On Tue, 2012-04-03 at 14:03 -0700, Bryan O'Sullivan wrote:
> On Thu, Mar 29, 2012 at 12:51 PM, Matt Mackall <mpm at selenic.com> wrote:
> 
> > +index_ass_subscript(indexObject* self, PyObject* item, PyObject* value)
> >
> > I'm not sure what that abbreviation means here. Perhaps something like
> > this? http://t.co/4CQiLKim
> 
> 
> Almost. That's Pythonese for the slot that handles assignment on dict-like
> types.
> 
> 
> > I'm afraid this isn't actually backward compatible. If I update to this
> > changeset without recompiling, I get an exception:
> >
> >  ValueError: need more than 2 values to unpack
> >
> 
> I'll fix that. I'll have to find some other way to indicate that the index
> is a fancy lazyish one.
> 
> Is it really the case that the API for a C extension is so inflexible?
> That's rather unfortunate.
> 
> So I think there are two ways we can go in the future to make this
> > faster:
> >
> > - cache each entry we build
> >
> 
> That's easily enough done. I'll calloc a big array and see how caching goes.
> 
> 
> > - treat the index as a tuple of lists rather than a list of tuples
> >
> > The latter idea involves two observations. First, an operation like
> > heads() only uses two elements out of each retrieved entry, so most of
> > the work building the entry tuple is wasted.
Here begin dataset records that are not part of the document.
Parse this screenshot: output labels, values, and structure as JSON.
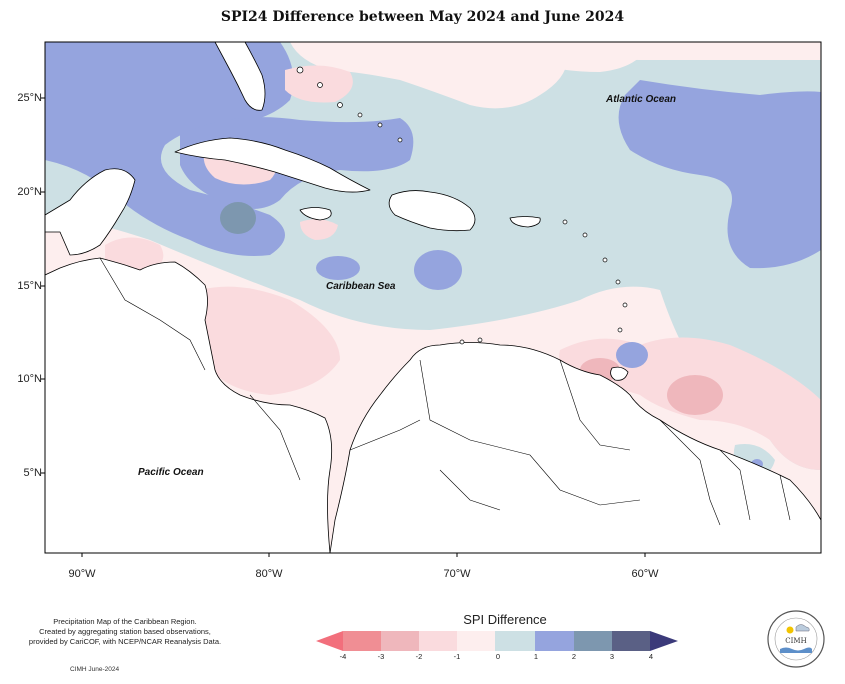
{
  "title": "SPI24 Difference between May 2024 and June 2024",
  "map": {
    "lat_ticks": [
      "25°N",
      "20°N",
      "15°N",
      "10°N",
      "5°N"
    ],
    "lon_ticks": [
      "90°W",
      "80°W",
      "70°W",
      "60°W"
    ],
    "labels": {
      "atlantic": "Atlantic Ocean",
      "caribbean": "Caribbean Sea",
      "pacific": "Pacific Ocean"
    }
  },
  "legend": {
    "title": "SPI Difference",
    "ticks": [
      "-4",
      "-3",
      "-2",
      "-1",
      "0",
      "1",
      "2",
      "3",
      "4"
    ],
    "colors": [
      "#f08e94",
      "#efb7bc",
      "#fadbde",
      "#fdeeee",
      "#cde0e4",
      "#95a4de",
      "#7d97af",
      "#5a6085"
    ],
    "arrow_left_color": "#f26f7c",
    "arrow_right_color": "#3b3a7a"
  },
  "caption": {
    "lines": [
      "Precipitation Map of the Caribbean Region.",
      "Created by aggregating station based observations,",
      "provided by CariCOF, with NCEP/NCAR Reanalysis Data."
    ],
    "credit": "CIMH June-2024"
  },
  "logo": {
    "name": "CIMH"
  }
}
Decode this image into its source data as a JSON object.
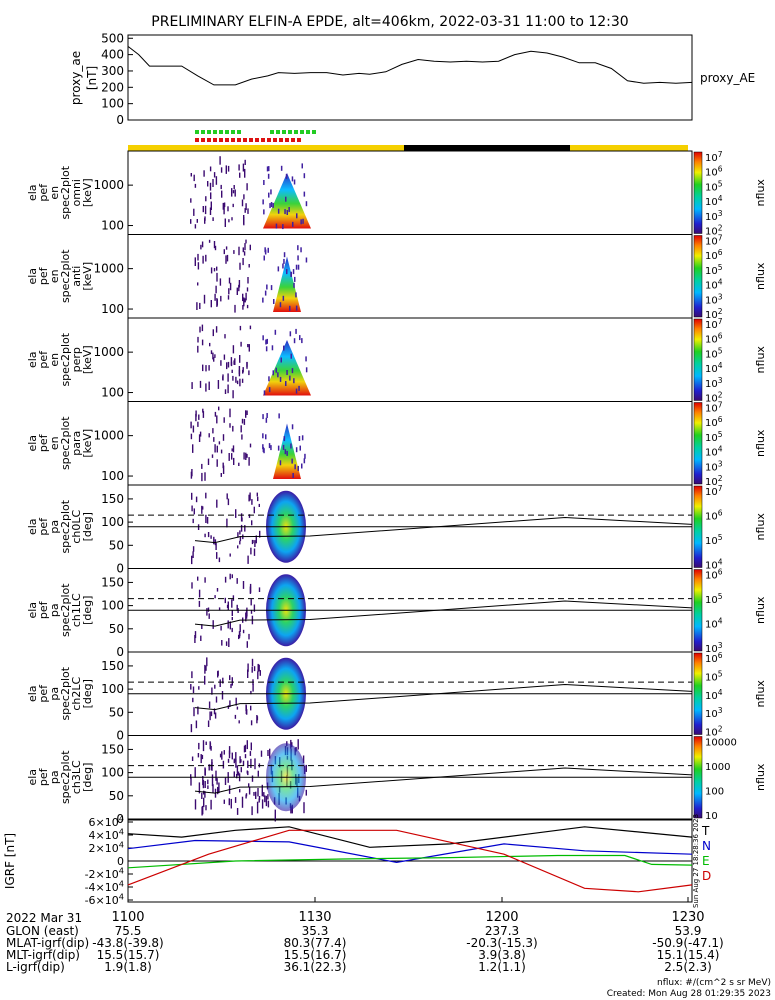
{
  "title": "PRELIMINARY ELFIN-A EPDE, alt=406km, 2022-03-31 11:00 to 12:30",
  "chart_data": [
    {
      "type": "line",
      "id": "proxy_ae",
      "ylabel": "proxy_ae [nT]",
      "legend": "proxy_AE",
      "yticks": [
        "0",
        "100",
        "200",
        "300",
        "400",
        "500"
      ],
      "ylim": [
        0,
        520
      ],
      "x_minutes": [
        0,
        4,
        8,
        14,
        20,
        26,
        32,
        36,
        40,
        46,
        52,
        56,
        62,
        68,
        74,
        80,
        86,
        90,
        96,
        102,
        108,
        114,
        120,
        126,
        132,
        138,
        144,
        150,
        156,
        162,
        168,
        174,
        180,
        186,
        192,
        198,
        204,
        210
      ],
      "values": [
        450,
        400,
        330,
        330,
        330,
        270,
        215,
        215,
        215,
        250,
        270,
        290,
        285,
        290,
        290,
        275,
        285,
        280,
        295,
        340,
        370,
        360,
        355,
        360,
        355,
        360,
        400,
        420,
        410,
        385,
        350,
        350,
        315,
        240,
        225,
        230,
        225,
        230
      ]
    },
    {
      "type": "heatmap",
      "id": "spectrograms",
      "panels": [
        {
          "label": [
            "ela",
            "pef",
            "en",
            "spec2plot",
            "omni",
            "[keV]"
          ],
          "yticks": [
            "100",
            "1000"
          ],
          "cbar_ticks": [
            "10^2",
            "10^3",
            "10^4",
            "10^5",
            "10^6",
            "10^7"
          ],
          "cbar_label": "nflux"
        },
        {
          "label": [
            "ela",
            "pef",
            "en",
            "spec2plot",
            "anti",
            "[keV]"
          ],
          "yticks": [
            "100",
            "1000"
          ],
          "cbar_ticks": [
            "10^2",
            "10^3",
            "10^4",
            "10^5",
            "10^6",
            "10^7"
          ],
          "cbar_label": "nflux"
        },
        {
          "label": [
            "ela",
            "pef",
            "en",
            "spec2plot",
            "perp",
            "[keV]"
          ],
          "yticks": [
            "100",
            "1000"
          ],
          "cbar_ticks": [
            "10^2",
            "10^3",
            "10^4",
            "10^5",
            "10^6",
            "10^7"
          ],
          "cbar_label": "nflux"
        },
        {
          "label": [
            "ela",
            "pef",
            "en",
            "spec2plot",
            "para",
            "[keV]"
          ],
          "yticks": [
            "100",
            "1000"
          ],
          "cbar_ticks": [
            "10^2",
            "10^3",
            "10^4",
            "10^5",
            "10^6",
            "10^7"
          ],
          "cbar_label": "nflux"
        },
        {
          "label": [
            "ela",
            "pef",
            "pa",
            "spec2plot",
            "ch0LC",
            "[deg]"
          ],
          "yticks": [
            "0",
            "50",
            "100",
            "150"
          ],
          "cbar_ticks": [
            "10^4",
            "10^5",
            "10^6",
            "10^7"
          ],
          "cbar_label": "nflux"
        },
        {
          "label": [
            "ela",
            "pef",
            "pa",
            "spec2plot",
            "ch1LC",
            "[deg]"
          ],
          "yticks": [
            "0",
            "50",
            "100",
            "150"
          ],
          "cbar_ticks": [
            "10^3",
            "10^4",
            "10^5",
            "10^6"
          ],
          "cbar_label": "nflux"
        },
        {
          "label": [
            "ela",
            "pef",
            "pa",
            "spec2plot",
            "ch2LC",
            "[deg]"
          ],
          "yticks": [
            "0",
            "50",
            "100",
            "150"
          ],
          "cbar_ticks": [
            "10^2",
            "10^3",
            "10^4",
            "10^5",
            "10^6"
          ],
          "cbar_label": "nflux"
        },
        {
          "label": [
            "ela",
            "pef",
            "pa",
            "spec2plot",
            "ch3LC",
            "[deg]"
          ],
          "yticks": [
            "0",
            "50",
            "100",
            "150"
          ],
          "cbar_ticks": [
            "10",
            "100",
            "1000",
            "10000"
          ],
          "cbar_label": "nflux"
        }
      ]
    },
    {
      "type": "line",
      "id": "igrf",
      "ylabel": "IGRF [nT]",
      "yticks": [
        "-6×10^4",
        "-4×10^4",
        "-2×10^4",
        "0",
        "2×10^4",
        "4×10^4",
        "6×10^4"
      ],
      "series": [
        {
          "name": "T",
          "color": "#000000"
        },
        {
          "name": "N",
          "color": "#0000cc"
        },
        {
          "name": "E",
          "color": "#00bb00"
        },
        {
          "name": "D",
          "color": "#cc0000"
        }
      ]
    }
  ],
  "xaxis": {
    "date": "2022 Mar 31",
    "ticks": [
      "1100",
      "1130",
      "1200",
      "1230"
    ]
  },
  "footer": [
    {
      "label": "GLON (east)",
      "values": [
        "75.5",
        "35.3",
        "237.3",
        "53.9"
      ]
    },
    {
      "label": "MLAT-igrf(dip)",
      "values": [
        "-43.8(-39.8)",
        "80.3(77.4)",
        "-20.3(-15.3)",
        "-50.9(-47.1)"
      ]
    },
    {
      "label": "MLT-igrf(dip)",
      "values": [
        "15.5(15.7)",
        "15.5(16.7)",
        "3.9(3.8)",
        "15.1(15.4)"
      ]
    },
    {
      "label": "L-igrf(dip)",
      "values": [
        "1.9(1.8)",
        "36.1(22.3)",
        "1.2(1.1)",
        "2.5(2.3)"
      ]
    }
  ],
  "notes": {
    "units": "nflux: #/(cm^2 s sr MeV)",
    "created": "Created: Mon Aug 28 01:29:35 2023",
    "side_stamp": "Sun Aug 27 18:28:36 2023"
  },
  "colors": {
    "sunlight": "#f5d000",
    "shadow": "#000000",
    "science_green": "#22cc22",
    "science_red": "#dd1111"
  }
}
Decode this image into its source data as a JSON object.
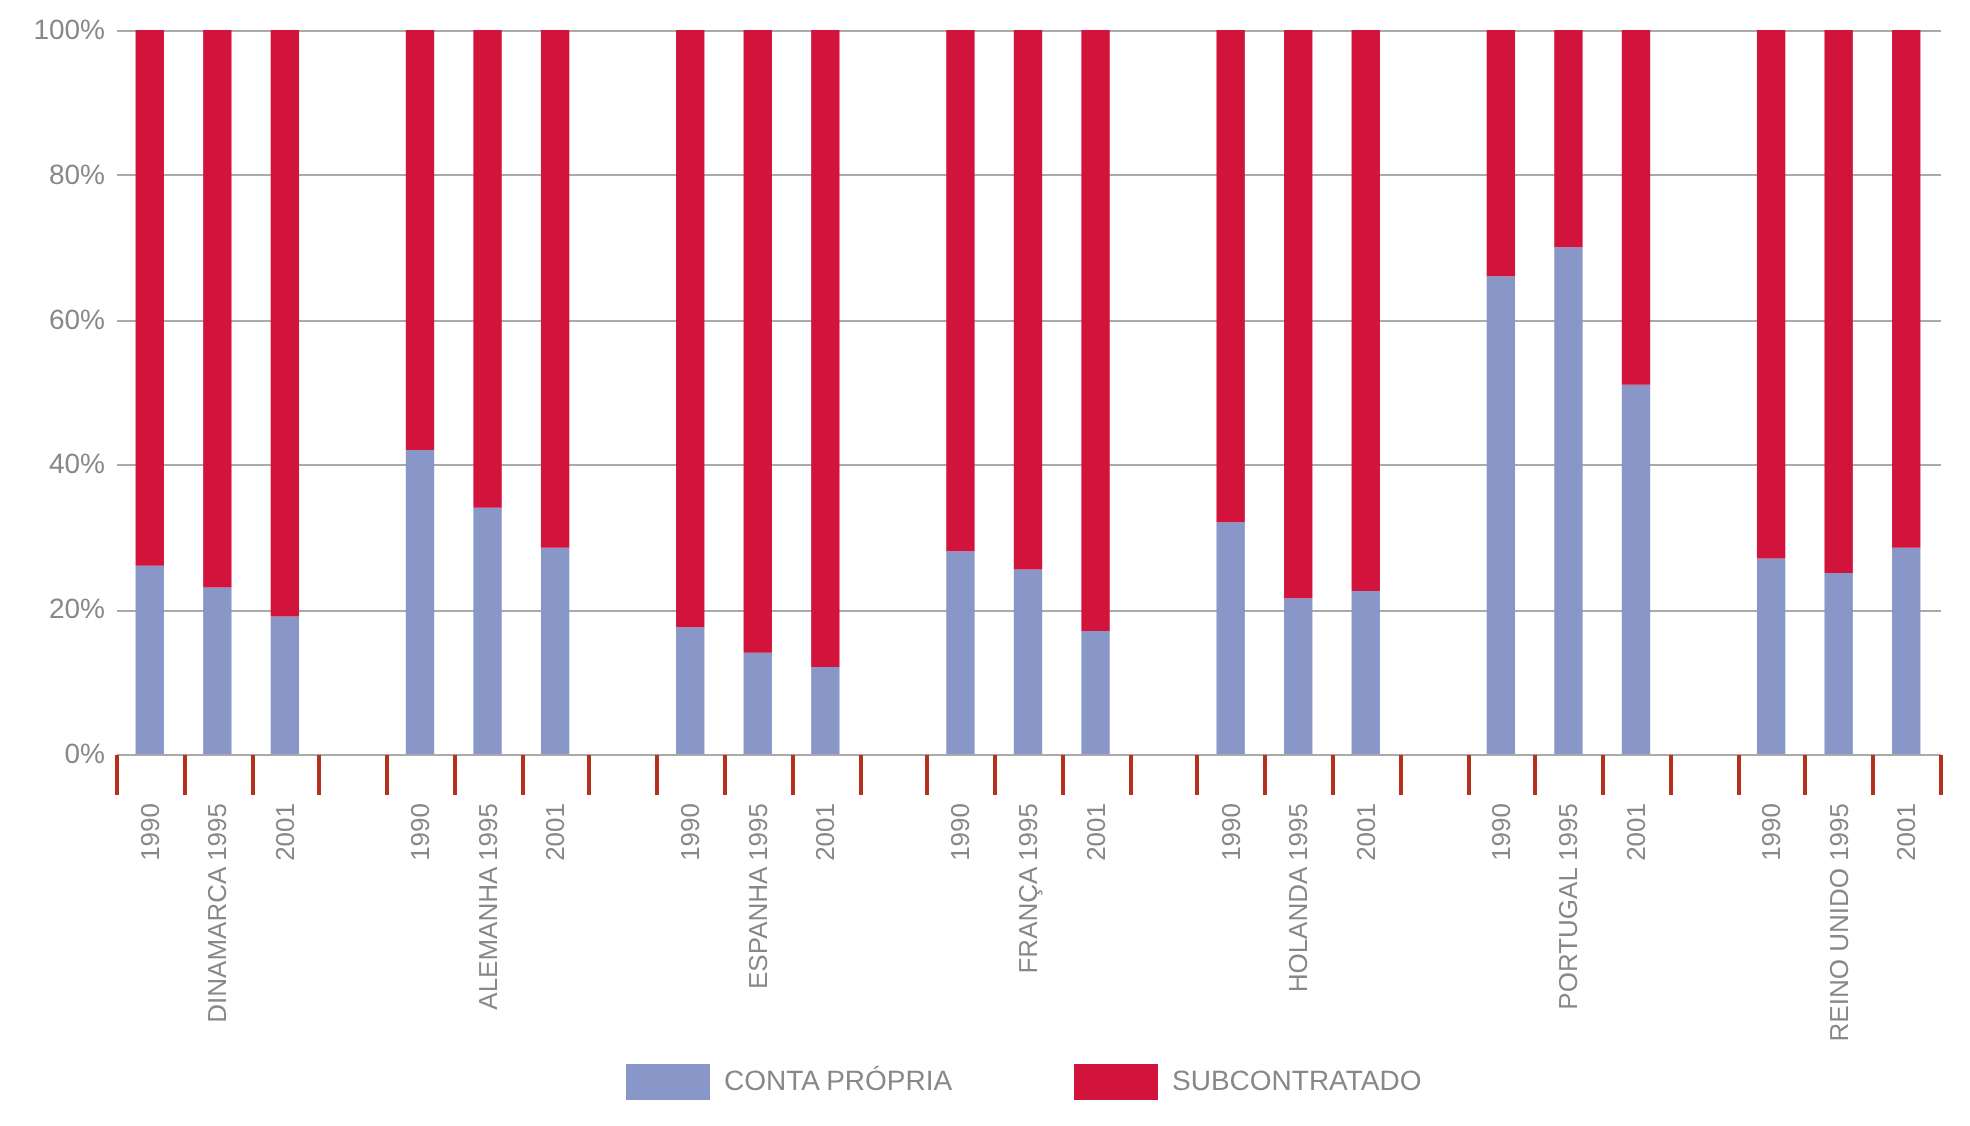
{
  "chart_data": {
    "type": "bar",
    "stacked": true,
    "categories": [
      "1990",
      "DINAMARCA 1995",
      "2001",
      null,
      "1990",
      "ALEMANHA 1995",
      "2001",
      null,
      "1990",
      "ESPANHA 1995",
      "2001",
      null,
      "1990",
      "FRANÇA 1995",
      "2001",
      null,
      "1990",
      "HOLANDA 1995",
      "2001",
      null,
      "1990",
      "PORTUGAL 1995",
      "2001",
      null,
      "1990",
      "REINO UNIDO 1995",
      "2001"
    ],
    "series": [
      {
        "name": "CONTA PRÓPRIA",
        "color": "#8896c8",
        "values": [
          26,
          23,
          19,
          null,
          42,
          34,
          28.5,
          null,
          17.5,
          14,
          12,
          null,
          28,
          25.5,
          17,
          null,
          32,
          21.5,
          22.5,
          null,
          66,
          70,
          51,
          null,
          27,
          25,
          28.5
        ]
      },
      {
        "name": "SUBCONTRATADO",
        "color": "#d2143c",
        "values": [
          74,
          77,
          81,
          null,
          58,
          66,
          71.5,
          null,
          82.5,
          86,
          88,
          null,
          72,
          74.5,
          83,
          null,
          68,
          78.5,
          77.5,
          null,
          34,
          30,
          49,
          null,
          73,
          75,
          71.5
        ]
      }
    ],
    "ylim": [
      0,
      100
    ],
    "yticks": [
      {
        "value": 0,
        "label": "0%"
      },
      {
        "value": 20,
        "label": "20%"
      },
      {
        "value": 40,
        "label": "40%"
      },
      {
        "value": 60,
        "label": "60%"
      },
      {
        "value": 80,
        "label": "80%"
      },
      {
        "value": 100,
        "label": "100%"
      }
    ],
    "grid": "y",
    "legend": "bottom"
  }
}
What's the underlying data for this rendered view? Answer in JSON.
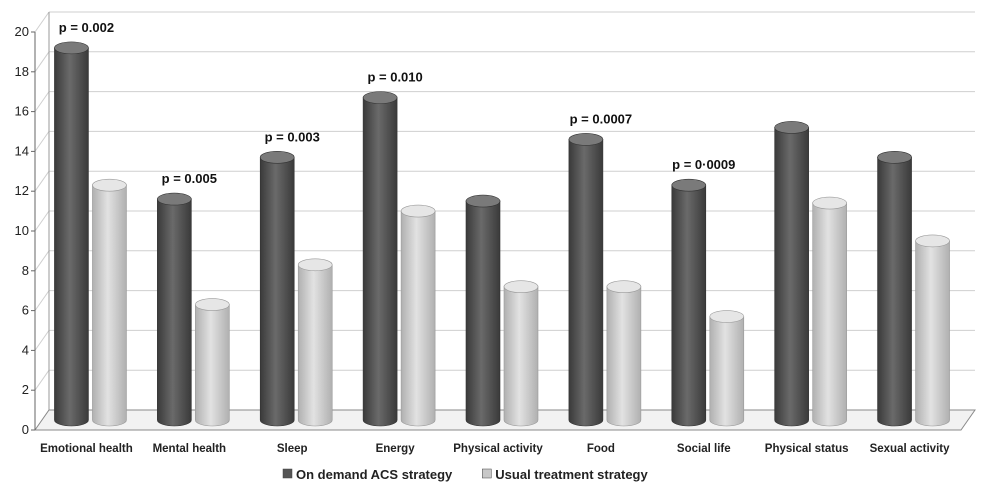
{
  "chart_data": {
    "type": "bar",
    "categories": [
      "Emotional health",
      "Mental health",
      "Sleep",
      "Energy",
      "Physical activity",
      "Food",
      "Social life",
      "Physical status",
      "Sexual activity"
    ],
    "series": [
      {
        "name": "On demand ACS strategy",
        "color": "#555555",
        "values": [
          18.7,
          11.1,
          13.2,
          16.2,
          11.0,
          14.1,
          11.8,
          14.7,
          13.2
        ]
      },
      {
        "name": "Usual treatment strategy",
        "color": "#c8c8c8",
        "values": [
          11.8,
          5.8,
          7.8,
          10.5,
          6.7,
          6.7,
          5.2,
          10.9,
          9.0
        ]
      }
    ],
    "annotations": [
      "p = 0.002",
      "p = 0.005",
      "p = 0.003",
      "p = 0.010",
      "",
      "p = 0.0007",
      "p = 0·0009",
      "",
      ""
    ],
    "yticks": [
      "0",
      "2",
      "4",
      "6",
      "8",
      "10",
      "12",
      "14",
      "16",
      "18",
      "20"
    ],
    "ylim": [
      0,
      20
    ],
    "grid": true,
    "legend_position": "bottom",
    "title": "",
    "xlabel": "",
    "ylabel": ""
  }
}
Second, having a separate
> > list per property does away with one tuple allocation per entry as well
> > as all the extra overhead of parsing a value description.
> 
> 
> I think I follow you, but it took me a little while, so let me parrot back
> what I think you said, and you can tell me if we're on the same page.
> Actually, now that I write this, I don't think it's what you said, but
> maybe I like it better.
> 
> Instead of using Py_BuildValue to create each element, we introduce another
> extension type that tracks a rev without building a tuple, and lazily
> returns the elements currently contained in the tuple (perhaps caching them
> in case of reuse?).

No, I'm suggesting something a bit more fundamental. Instead of this
data structure:

  [(x1, x2...), (y1, y2...)] # an N-element list of 8-tuples

..we want this one:

  ([x1, y1...], [x2, y2...]) # an 8-tuple of N-element lists

But again, that's for the future. Let's wrap up the existing patch
before adding any further performance tweaks.

-- 
Mathematics is the supreme nostalgia of our time.